Depuis l’automne, les matchs de Ligue 1 se déroulent à huis clos. Drôle de contexte pour un Bordeaux-Paris qui attire la foule d’ordinaire. Impressions sonores d’un stade vide.
C’est une drôle de sensation, qui vous envahit dès l’arrivée sur le parvis du stade Matmut Atlantique. La venue de l’une des meilleures équipes d’Europe est toujours un événement. En général, deux heures avant le match, les premiers fans arrivent et l’ambiance monte vite. Là rien, à part le silence, à peine troublé par le chant des oiseaux. Il fait vingt degrés, le soleil brille et on va voir jouer le finaliste de la dernière Ligue des Champions. Difficile de se plaindre même en amoureux du jeu, je regrette les absences des deux meilleurs joueurs du championnat, Neymar (blessé) et M’Bappé suspendu. Mais l’affiche vaut le detour. Et on a hâte de voir si les Bordelais, englués dans une vilaine série de cinq défaites et un nul lors des six dernières journées de Ligue 1, vont enfin relever la tête. Le temps de saluer les confrères et j’entre dans le stade, au deuxième niveau, où se trouve la tribune de presse. Par réflexe, je tourne la tête sur ma droite, en direction du Virage Sud, pour sentir l’atmosphère de la soirée. Mais évidemment, et personne ne s’y habitue, c’est vide. Les fauteuils blancs sont repliés, comme dans toutes les tribunes. Le Matmut Atlantique, d’une capacité de 42 000 places, est une coquille vide, un vaisseau fantôme, silencieux comme une cathédrale, cimetière de l’essence même du sport de haut niveau, la communion entre les fans et les acteurs. «Cela ne donne pas envie de travailler », soupire Laurent Brun, un journaliste. Mais puisqu’il faut bien trouver un avantage à cette atmosphère très intimiste, on entend tout ce qu’il se passe sur le terrain. L’ambiance d’un grand soir manque terriblement mais on se console quelque peu avec les échanges entre les protagonistes du match. Et on entend beaucoup les gardiens des deux équipes replacer leurs coéquipiers. En espagnol le plus souvent pour Navos, le dernier rempart parisien originaire du Costa Rica :
« Vamos, vamos ». En face le Bordelais est encore plus bavard. Sur une longue passe de Marquinhos, Benoît Costil alerte sa défense centrale Koscielny-Mexer : « regardez le ballon ».

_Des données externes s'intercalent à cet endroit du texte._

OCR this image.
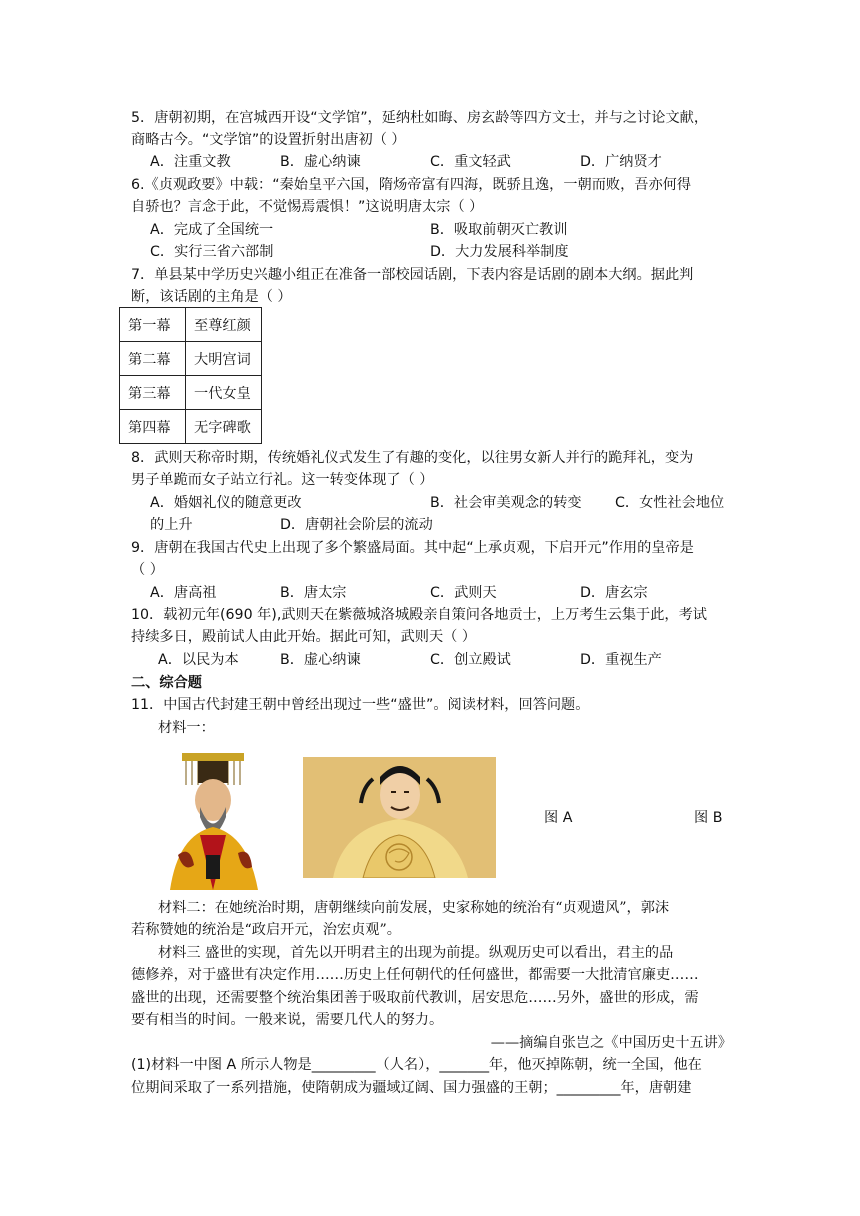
5．唐朝初期，在宫城西开设“文学馆”，延纳杜如晦、房玄龄等四方文士，并与之讨论文献，
商略古今。“文学馆”的设置折射出唐初（ ）
A．注重文教	B．虚心纳谏	C．重文轻武	D．广纳贤才
6.《贞观政要》中载：“秦始皇平六国，隋炀帝富有四海，既骄且逸，一朝而败，吾亦何得
自骄也？言念于此，不觉惕焉震惧！”这说明唐太宗（ ）
A．完成了全国统一	B．吸取前朝灭亡教训
C．实行三省六部制	D．大力发展科举制度
7．单县某中学历史兴趣小组正在准备一部校园话剧，下表内容是话剧的剧本大纲。据此判
断，该话剧的主角是（ ）
第一幕	至尊红颜
第二幕	大明宫词
第三幕	一代女皇
第四幕	无字碑歌
8．武则天称帝时期，传统婚礼仪式发生了有趣的变化，以往男女新人并行的跪拜礼，变为
男子单跪而女子站立行礼。这一转变体现了（ ）
A．婚姻礼仪的随意更改	B．社会审美观念的转变 C．女性社会地位
的上升	D．唐朝社会阶层的流动
9．唐朝在我国古代史上出现了多个繁盛局面。其中起“上承贞观，下启开元”作用的皇帝是
（ ）
A．唐高祖	B．唐太宗	C．武则天	D．唐玄宗
10．载初元年(690 年),武则天在紫薇城洛城殿亲自策问各地贡士，上万考生云集于此，考试
持续多日，殿前试人由此开始。据此可知，武则天（ ）
A．以民为本	B．虚心纳谏	C．创立殿试	D．重视生产
二、综合题
11．中国古代封建王朝中曾经出现过一些“盛世”。阅读材料，回答问题。
材料一：
图 A	图 B
材料二：在她统治时期，唐朝继续向前发展，史家称她的统治有“贞观遗风”，郭沫
若称赞她的统治是“政启开元，治宏贞观”。
材料三 盛世的实现，首先以开明君主的出现为前提。纵观历史可以看出，君主的品
德修养，对于盛世有决定作用……历史上任何朝代的任何盛世，都需要一大批清官廉吏……
盛世的出现，还需要整个统治集团善于吸取前代教训，居安思危……另外，盛世的形成，需
要有相当的时间。一般来说，需要几代人的努力。
——摘编自张岂之《中国历史十五讲》
(1)材料一中图 A 所示人物是_________（人名），_______年，他灭掉陈朝，统一全国，他在
位期间采取了一系列措施，使隋朝成为疆域辽阔、国力强盛的王朝；_________年，唐朝建
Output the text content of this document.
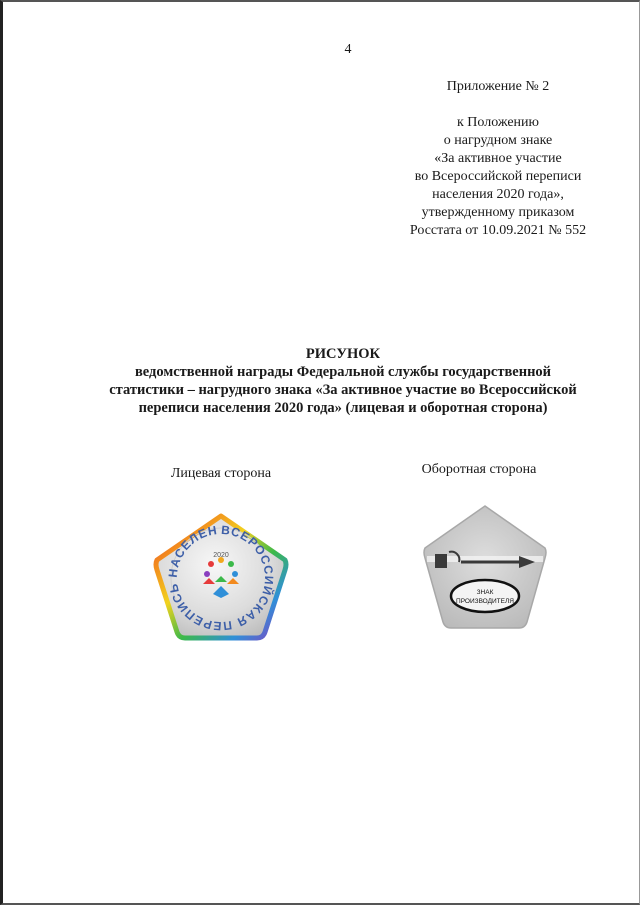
4
Приложение № 2
к Положению
о нагрудном знаке
«За активное участие
во Всероссийской переписи
населения 2020 года»,
утвержденному приказом
Росстата от 10.09.2021 № 552
РИСУНОК
ведомственной награды Федеральной службы государственной
статистики – нагрудного знака «За активное участие во Всероссийской
переписи населения 2020 года» (лицевая и оборотная сторона)
Лицевая сторона	Оборотная сторона
ВСЕРОССИЙСКАЯ ПЕРЕПИСЬ НАСЕЛЕН
2020
ЗНАК
ПРОИЗВОДИТЕЛЯ
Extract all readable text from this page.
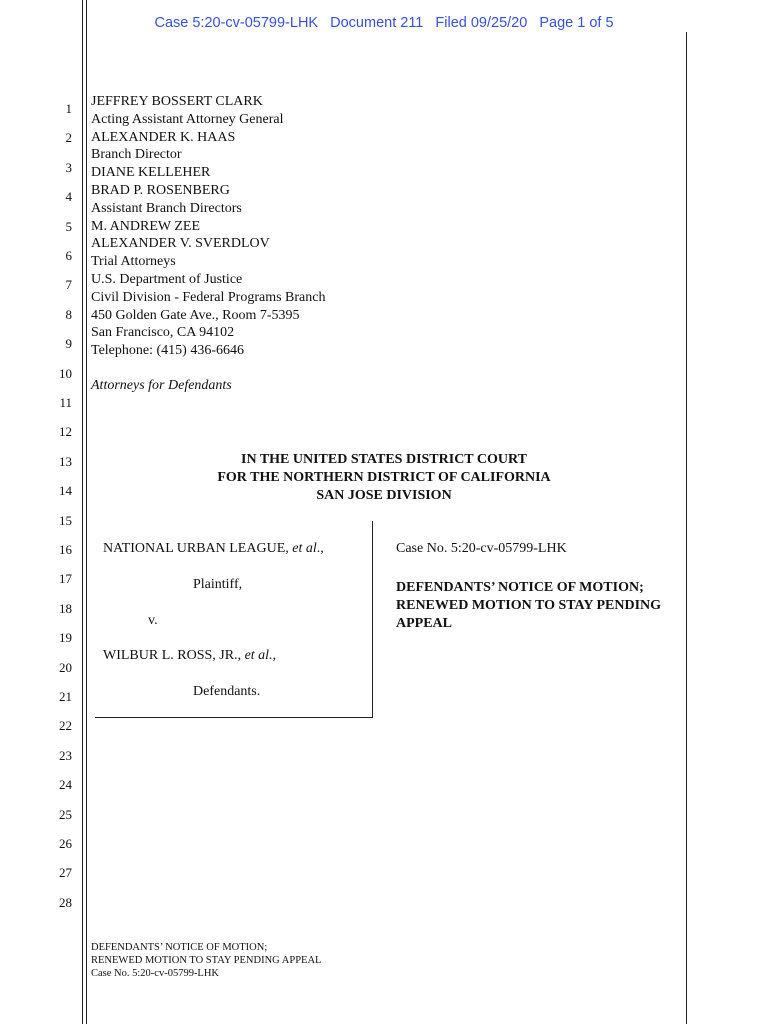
Case 5:20-cv-05799-LHK Document 211 Filed 09/25/20 Page 1 of 5
1
2
3
4
5
6
7
8
9
10
11
12
13
14
15
16
17
18
19
20
21
22
23
24
25
26
27
28
JEFFREY BOSSERT CLARK
Acting Assistant Attorney General
ALEXANDER K. HAAS
Branch Director
DIANE KELLEHER
BRAD P. ROSENBERG
Assistant Branch Directors
M. ANDREW ZEE
ALEXANDER V. SVERDLOV
Trial Attorneys
U.S. Department of Justice
Civil Division - Federal Programs Branch
450 Golden Gate Ave., Room 7-5395
San Francisco, CA 94102
Telephone: (415) 436-6646
Attorneys for Defendants
IN THE UNITED STATES DISTRICT COURT
FOR THE NORTHERN DISTRICT OF CALIFORNIA
SAN JOSE DIVISION
NATIONAL URBAN LEAGUE, et al.,
Plaintiff,
v.
WILBUR L. ROSS, JR., et al.,
Defendants.
Case No. 5:20-cv-05799-LHK
DEFENDANTS’ NOTICE OF MOTION;
RENEWED MOTION TO STAY PENDING
APPEAL
DEFENDANTS’ NOTICE OF MOTION;
RENEWED MOTION TO STAY PENDING APPEAL
Case No. 5:20-cv-05799-LHK
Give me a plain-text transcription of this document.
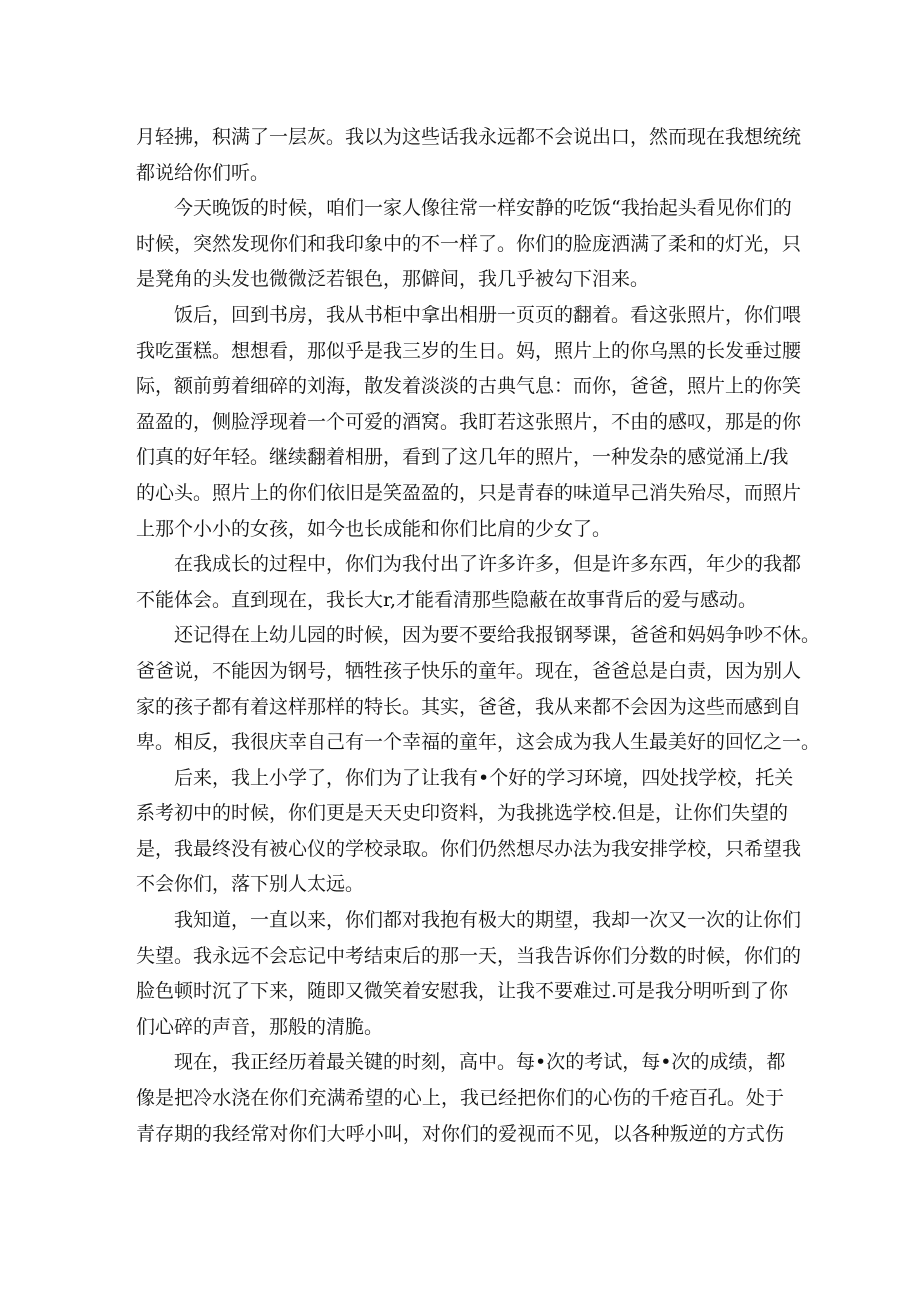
月轻拂，积满了一层灰。我以为这些话我永远都不会说出口，然而现在我想统统
都说给你们听。
今天晚饭的时候，咱们一家人像往常一样安静的吃饭“我抬起头看见你们的
时候，突然发现你们和我印象中的不一样了。你们的脸庞洒满了柔和的灯光，只
是凳角的头发也微微泛若银色，那僻间，我几乎被勾下泪来。
饭后，回到书房，我从书柜中拿出相册一页页的翻着。看这张照片，你们喂
我吃蛋糕。想想看，那似乎是我三岁的生日。妈，照片上的你乌黑的长发垂过腰
际，额前剪着细碎的刘海，散发着淡淡的古典气息：而你，爸爸，照片上的你笑
盈盈的，侧脸浮现着一个可爱的酒窝。我盯若这张照片，不由的感叹，那是的你
们真的好年轻。继续翻着相册，看到了这几年的照片，一种发杂的感觉涌上/我
的心头。照片上的你们依旧是笑盈盈的，只是青春的味道早己消失殆尽，而照片
上那个小小的女孩，如今也长成能和你们比肩的少女了。
在我成长的过程中，你们为我付出了许多许多，但是许多东西，年少的我都
不能体会。直到现在，我长大r,才能看清那些隐蔽在故事背后的爱与感动。
还记得在上幼儿园的时候，因为要不要给我报钢琴课，爸爸和妈妈争吵不休。
爸爸说，不能因为钢号，牺牲孩子快乐的童年。现在，爸爸总是白责，因为别人
家的孩子都有着这样那样的特长。其实，爸爸，我从来都不会因为这些而感到自
卑。相反，我很庆幸自己有一个幸福的童年，这会成为我人生最美好的回忆之一。
后来，我上小学了，你们为了让我有•个好的学习环境，四处找学校，托关
系考初中的时候，你们更是天天史印资料，为我挑选学校.但是，让你们失望的
是，我最终没有被心仪的学校录取。你们仍然想尽办法为我安排学校，只希望我
不会你们，落下别人太远。
我知道，一直以来，你们都对我抱有极大的期望，我却一次又一次的让你们
失望。我永远不会忘记中考结束后的那一天，当我告诉你们分数的时候，你们的
脸色顿时沉了下来，随即又微笑着安慰我，让我不要难过.可是我分明听到了你
们心碎的声音，那般的清脆。
现在，我正经历着最关键的时刻，高中。每•次的考试，每•次的成绩，都
像是把冷水浇在你们充满希望的心上，我已经把你们的心伤的千疮百孔。处于
青存期的我经常对你们大呼小叫，对你们的爱视而不见，以各种叛逆的方式伤
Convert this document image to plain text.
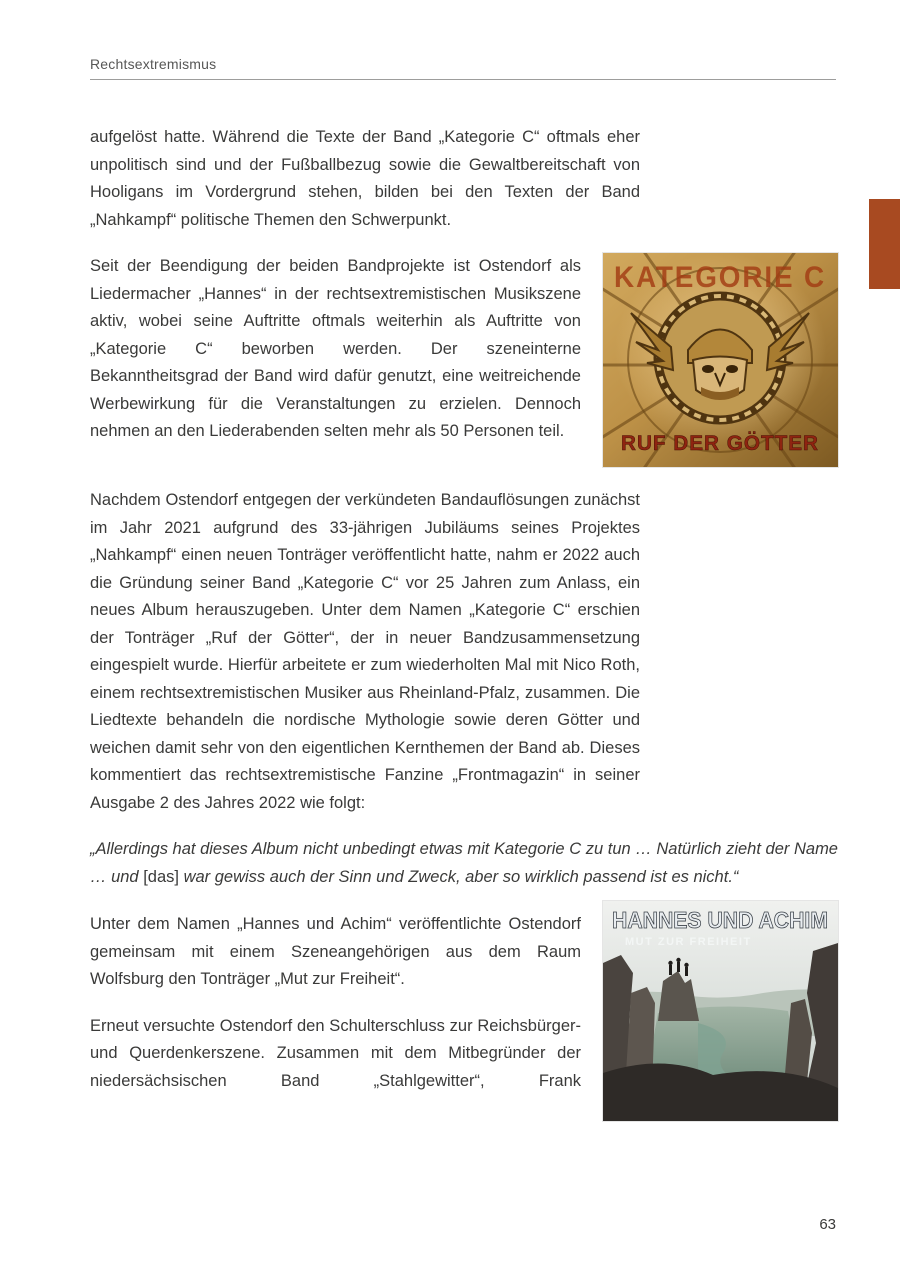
Rechtsextremismus

aufgelöst hatte. Während die Texte der Band „Kategorie C“ oftmals eher unpolitisch sind und der Fußballbezug sowie die Gewaltbereitschaft von Hooligans im Vordergrund stehen, bilden bei den Texten der Band „Nahkampf“ politische Themen den Schwerpunkt.

KATEGORIE C
RUF DER GÖTTER

Seit der Beendigung der beiden Bandprojekte ist Ostendorf als Liedermacher „Hannes“ in der rechtsextremistischen Musikszene aktiv, wobei seine Auftritte oftmals weiterhin als Auftritte von „Kategorie C“ beworben werden. Der szeneinterne Bekanntheitsgrad der Band wird dafür genutzt, eine weitreichende Werbewirkung für die Veranstaltungen zu erzielen. Dennoch nehmen an den Liederabenden selten mehr als 50 Personen teil.

Nachdem Ostendorf entgegen der verkündeten Bandauflösungen zunächst im Jahr 2021 aufgrund des 33-jährigen Jubiläums seines Projektes „Nahkampf“ einen neuen Tonträger veröffentlicht hatte, nahm er 2022 auch die Gründung seiner Band „Kategorie C“ vor 25 Jahren zum Anlass, ein neues Album herauszugeben. Unter dem Namen „Kategorie C“ erschien der Tonträger „Ruf der Götter“, der in neuer Bandzusammensetzung eingespielt wurde. Hierfür arbeitete er zum wiederholten Mal mit Nico Roth, einem rechtsextremistischen Musiker aus Rheinland-Pfalz, zusammen. Die Liedtexte behandeln die nordische Mythologie sowie deren Götter und weichen damit sehr von den eigentlichen Kernthemen der Band ab. Dieses kommentiert das rechtsextremistische Fanzine „Frontmagazin“ in seiner Ausgabe 2 des Jahres 2022 wie folgt:

„Allerdings hat dieses Album nicht unbedingt etwas mit Kategorie C zu tun … Natürlich zieht der Name … und [das] war gewiss auch der Sinn und Zweck, aber so wirklich passend ist es nicht.“

HANNES UND ACHIM
MUT ZUR FREIHEIT

Unter dem Namen „Hannes und Achim“ veröffentlichte Ostendorf gemeinsam mit einem Szeneangehörigen aus dem Raum Wolfsburg den Tonträger „Mut zur Freiheit“.

Erneut versuchte Ostendorf den Schulterschluss zur Reichsbürger- und Querdenkerszene. Zusammen mit dem Mitbegründer der niedersächsischen Band „Stahlgewitter“, Frank

63
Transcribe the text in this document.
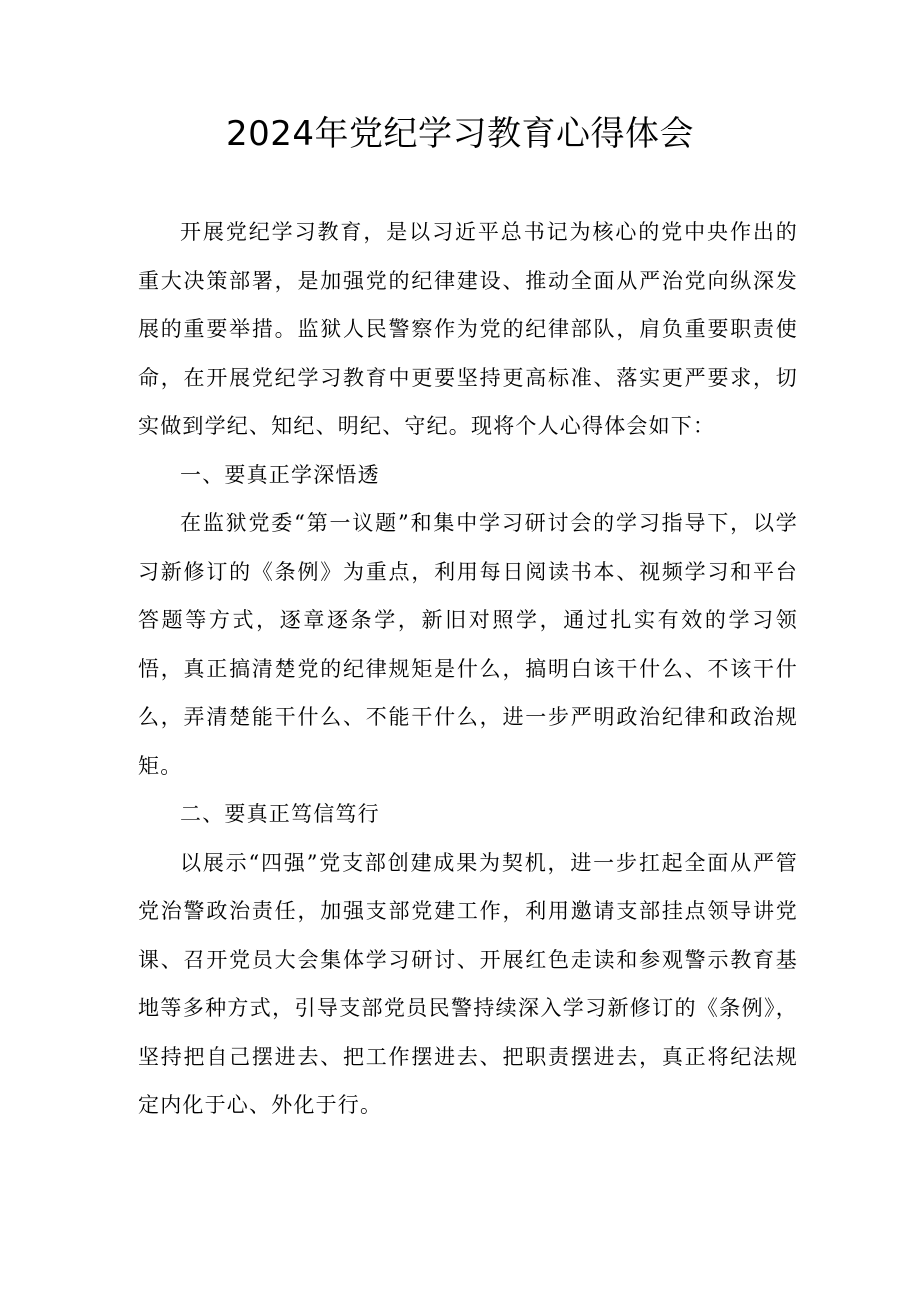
2024年党纪学习教育心得体会

开展党纪学习教育，是以习近平总书记为核心的党中央作出的重大决策部署，是加强党的纪律建设、推动全面从严治党向纵深发展的重要举措。监狱人民警察作为党的纪律部队，肩负重要职责使命，在开展党纪学习教育中更要坚持更高标准、落实更严要求，切实做到学纪、知纪、明纪、守纪。现将个人心得体会如下：

一、要真正学深悟透

在监狱党委“第一议题”和集中学习研讨会的学习指导下，以学习新修订的《条例》为重点，利用每日阅读书本、视频学习和平台答题等方式，逐章逐条学，新旧对照学，通过扎实有效的学习领悟，真正搞清楚党的纪律规矩是什么，搞明白该干什么、不该干什么，弄清楚能干什么、不能干什么，进一步严明政治纪律和政治规矩。

二、要真正笃信笃行

以展示“四强”党支部创建成果为契机，进一步扛起全面从严管党治警政治责任，加强支部党建工作，利用邀请支部挂点领导讲党课、召开党员大会集体学习研讨、开展红色走读和参观警示教育基地等多种方式，引导支部党员民警持续深入学习新修订的《条例》，坚持把自己摆进去、把工作摆进去、把职责摆进去，真正将纪法规定内化于心、外化于行。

Un stade vide pour la nouvelle défaite des Girondins face à Paris mercredi soir 3 mars. pic.twitter.com/FTTMOaYR86
— France 3 Aquitaine (@F3Aquitaine) March 4, 2021
Paris, malgré l’absence de ses stars M’Bappé, Neymar, Di Maria, domine largement son sujet. Quand Sarabia ouvre logiquement le score (20’) quelques applaudissements côté parisien, le silence total en face. Sur le bord du terrain, Jean-Louis Gasset ne dit rien, pas un mot pour relancer ses joueurs. Le capitaine du PSG Marquinhos hurle à ses coéquipiers de continuer comme ça. La voix puissante du brésilien résonne dans toute l’enceinte lorsqu’il félicite Icardi, auteur d’un bon pressing pour gêner le dégagement de Costil. Bordeaux desserre l’étreinte parisienne, sans résultat. On imagine les hurlements de dépit des supporteurs bordelais après l’occasion ratée par Hwang. Mais on rêve, c’était dans le monde d’avant. Ce soir c’est le silence, et rien d’autre.
Perturbé un instant par le «never » ferme et autoritaire de l’arbitre adressé au parisien Sarabia coupable d’une faute grossière sous ses yeux. Pas de musique et évidemment aucune animation à la mi-temps. «On n’a pas le choix, la situation sanitaire est le plus important. Mais c’est vrai que ça fait drôle de jouer dans cette ambiance », répète souvent Jean-Louis Gasset.
Le cri de douleur de Danilo, séché par Adli, monte jusqu’au plafond des tribunes. Plus de peur que de mal pour le parisien. « On reste concentrés. On y croit », tonne en français le défenseur suisse de Bordeaux Loris Benito, qui enchaîne en anglais avec ses coéquipiers Kalu et Hwang, aussi peu à l’aise avec le français qu’avec le ballon. Paris ne fait plus grand chose, Bordeaux encore moins et le match devient comme l’ambiance, triste. Ainsi va le foot pro au temps du Coronavirus. Les absents, privés contre leur gré des tribunes ont-ils vraiment eu tort? On ne le jurerait pas...Car Bordeaux a encore perdu.